Physicians entered medicine to help patients.  Doctors spend their lives telling patients what they believe will benefit patients.

Governments politicate to help citizens.  Governments make rules they think will benefit citizens.

But patients can ignore doctors’ advice for healthy living.  Citizens cannot ignore the government’s rules. What seems moral and right to advise at the bedside is totalitarian if imposed by the state.

Forcing Good Health?

Canadian physicians petitioning government for rules (often) unwittingly promote a specific political philosophy.  The Canadian Medical Association must consider the politics it unintentionally promotes by seeking legislation for good intentions.

Physicians uphold patient autonomy far above the best medical science.  Doctors might consider whether their love of rules and legislation is an affront to patient freedom and autonomy.  Are we promoting:

Ideas so good they have to be mandatory?

 

4 thoughts on “Physicians’ Rules vs. Patient Freedom”

  1. Very good points, we do run the risk of straight-jacketing caregivers.
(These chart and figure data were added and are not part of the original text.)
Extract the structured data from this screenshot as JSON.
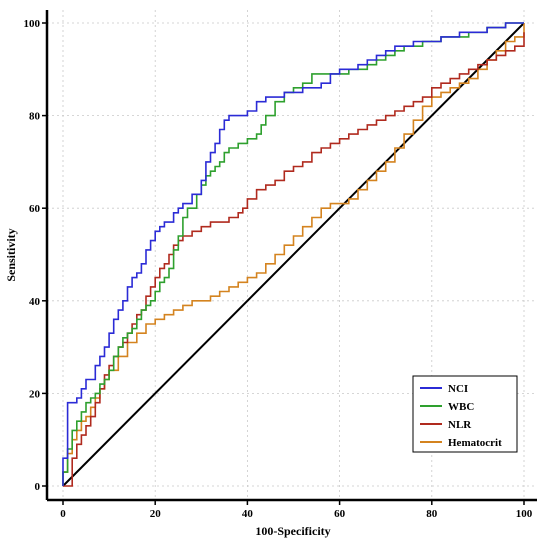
{
  "chart_data": {
    "type": "line",
    "xlabel": "100-Specificity",
    "ylabel": "Sensitivity",
    "xlim": [
      0,
      100
    ],
    "ylim": [
      0,
      100
    ],
    "x_ticks": [
      "0",
      "20",
      "40",
      "60",
      "80",
      "100"
    ],
    "y_ticks": [
      "0",
      "20",
      "40",
      "60",
      "80",
      "100"
    ],
    "grid": true,
    "legend": "bottom-right",
    "reference_line": {
      "x": [
        0,
        100
      ],
      "y": [
        0,
        100
      ],
      "color": "#000000"
    },
    "series": [
      {
        "name": "NCI",
        "color": "#2b2bd6",
        "x": [
          0,
          0,
          1,
          1,
          3,
          4,
          5,
          7,
          8,
          9,
          10,
          11,
          12,
          13,
          14,
          15,
          16,
          17,
          18,
          19,
          20,
          21,
          22,
          23,
          24,
          25,
          26,
          27,
          28,
          30,
          31,
          32,
          33,
          34,
          35,
          36,
          37,
          38,
          40,
          42,
          44,
          46,
          48,
          50,
          52,
          54,
          56,
          58,
          60,
          62,
          64,
          66,
          68,
          70,
          72,
          74,
          76,
          78,
          80,
          82,
          84,
          86,
          88,
          90,
          92,
          94,
          96,
          98,
          100
        ],
        "y": [
          0,
          6,
          12,
          18,
          19,
          21,
          23,
          26,
          28,
          30,
          33,
          36,
          38,
          40,
          43,
          45,
          46,
          48,
          51,
          53,
          55,
          56,
          57,
          57,
          59,
          60,
          61,
          61,
          63,
          66,
          70,
          72,
          74,
          77,
          79,
          80,
          80,
          80,
          81,
          83,
          84,
          84,
          85,
          85,
          86,
          86,
          87,
          89,
          90,
          90,
          91,
          92,
          93,
          94,
          95,
          95,
          96,
          96,
          96,
          97,
          97,
          98,
          98,
          98,
          99,
          99,
          100,
          100,
          100
        ]
      },
      {
        "name": "WBC",
        "color": "#2ea02e",
        "x": [
          0,
          0,
          1,
          2,
          3,
          4,
          5,
          6,
          7,
          8,
          9,
          10,
          11,
          12,
          13,
          14,
          15,
          16,
          17,
          18,
          19,
          20,
          21,
          22,
          23,
          24,
          25,
          26,
          27,
          28,
          29,
          30,
          31,
          32,
          33,
          34,
          35,
          36,
          37,
          38,
          40,
          42,
          43,
          44,
          46,
          48,
          50,
          52,
          54,
          56,
          58,
          60,
          62,
          64,
          66,
          68,
          70,
          72,
          74,
          76,
          78,
          80,
          82,
          84,
          86,
          88,
          90,
          92,
          94,
          96,
          98,
          100
        ],
        "y": [
          0,
          3,
          8,
          12,
          14,
          16,
          18,
          19,
          20,
          22,
          23,
          25,
          28,
          30,
          32,
          33,
          34,
          36,
          38,
          39,
          40,
          42,
          44,
          45,
          47,
          51,
          54,
          58,
          60,
          60,
          63,
          65,
          67,
          68,
          69,
          70,
          72,
          73,
          73,
          74,
          75,
          76,
          78,
          80,
          83,
          85,
          86,
          87,
          89,
          89,
          89,
          89,
          90,
          90,
          91,
          92,
          93,
          94,
          95,
          95,
          96,
          96,
          97,
          97,
          97,
          98,
          98,
          99,
          99,
          100,
          100,
          100
        ]
      },
      {
        "name": "NLR",
        "color": "#b02a1e",
        "x": [
          0,
          1,
          2,
          2,
          3,
          4,
          5,
          6,
          7,
          8,
          9,
          10,
          11,
          12,
          13,
          14,
          15,
          16,
          17,
          18,
          19,
          20,
          21,
          22,
          23,
          24,
          25,
          26,
          28,
          30,
          32,
          34,
          36,
          38,
          39,
          40,
          42,
          44,
          46,
          48,
          50,
          52,
          54,
          56,
          58,
          60,
          62,
          64,
          66,
          68,
          70,
          72,
          74,
          76,
          78,
          80,
          82,
          84,
          86,
          88,
          90,
          92,
          94,
          96,
          98,
          100
        ],
        "y": [
          0,
          0,
          3,
          6,
          9,
          11,
          13,
          15,
          18,
          21,
          24,
          26,
          28,
          30,
          31,
          33,
          35,
          37,
          38,
          41,
          43,
          45,
          47,
          48,
          50,
          52,
          53,
          54,
          55,
          56,
          57,
          57,
          58,
          59,
          60,
          62,
          64,
          65,
          66,
          68,
          69,
          70,
          72,
          73,
          74,
          75,
          76,
          77,
          78,
          79,
          80,
          81,
          82,
          83,
          84,
          86,
          87,
          88,
          89,
          90,
          91,
          92,
          93,
          94,
          95,
          98
        ]
      },
      {
        "name": "Hematocrit",
        "color": "#d4831f",
        "x": [
          0,
          0,
          1,
          2,
          3,
          4,
          5,
          6,
          7,
          8,
          9,
          10,
          12,
          14,
          16,
          18,
          20,
          22,
          24,
          26,
          28,
          30,
          32,
          34,
          36,
          38,
          40,
          42,
          44,
          46,
          48,
          50,
          52,
          54,
          56,
          58,
          60,
          62,
          64,
          66,
          68,
          70,
          72,
          74,
          76,
          78,
          80,
          82,
          84,
          86,
          88,
          90,
          92,
          94,
          96,
          98,
          100
        ],
        "y": [
          0,
          3,
          7,
          10,
          12,
          14,
          15,
          17,
          19,
          21,
          23,
          25,
          28,
          31,
          33,
          35,
          36,
          37,
          38,
          39,
          40,
          40,
          41,
          42,
          43,
          44,
          45,
          46,
          48,
          50,
          52,
          54,
          56,
          58,
          60,
          61,
          61,
          62,
          64,
          66,
          68,
          70,
          73,
          76,
          79,
          82,
          84,
          85,
          86,
          87,
          88,
          90,
          92,
          94,
          96,
          97,
          100
        ]
      }
    ]
  }
}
On the other hand guidelines that can be shown to improve outcomes should be supported. There are not enough studies looking at this. Most seem to focus narrowly on complience.

    1. I agree; guidelines improve care. Most of us find them useful…at least some of the time. Furthermore, they fit with the way docs see the world: we tell others what to do, why not tell each other too?

      I worry deeply about applying this approach to politics. Telling people what to do at the bedside is radically different than telling people what to do with legislation. The first can be ignored; the latter can put citizens in jail.

      Physicians petitioning government for bans on this, that and the next thing promote a particular view of state control. They promote increased state control, decreased freedom.

      What kind of society do we want to live in?

      Thanks so much for taking time to comment!

      Cheers

      Shawn

  2. Every new security or benevolence that a people asks from its government will spawn new rules. When we ask for the government to provide us with health care, we are asking for it to advise, order, and ultimately compel us how to live. To be fiscally responsible, it cannot do otherwise.

    1. Well said!

      I think we might have another trilemma. Choose 2: patient freedom, free healthcare, fiscal responsibility. A trilemma means you cannot have all 3 true at the same time; only 2 can be true at the same time.

      Thanks again for reading and commenting!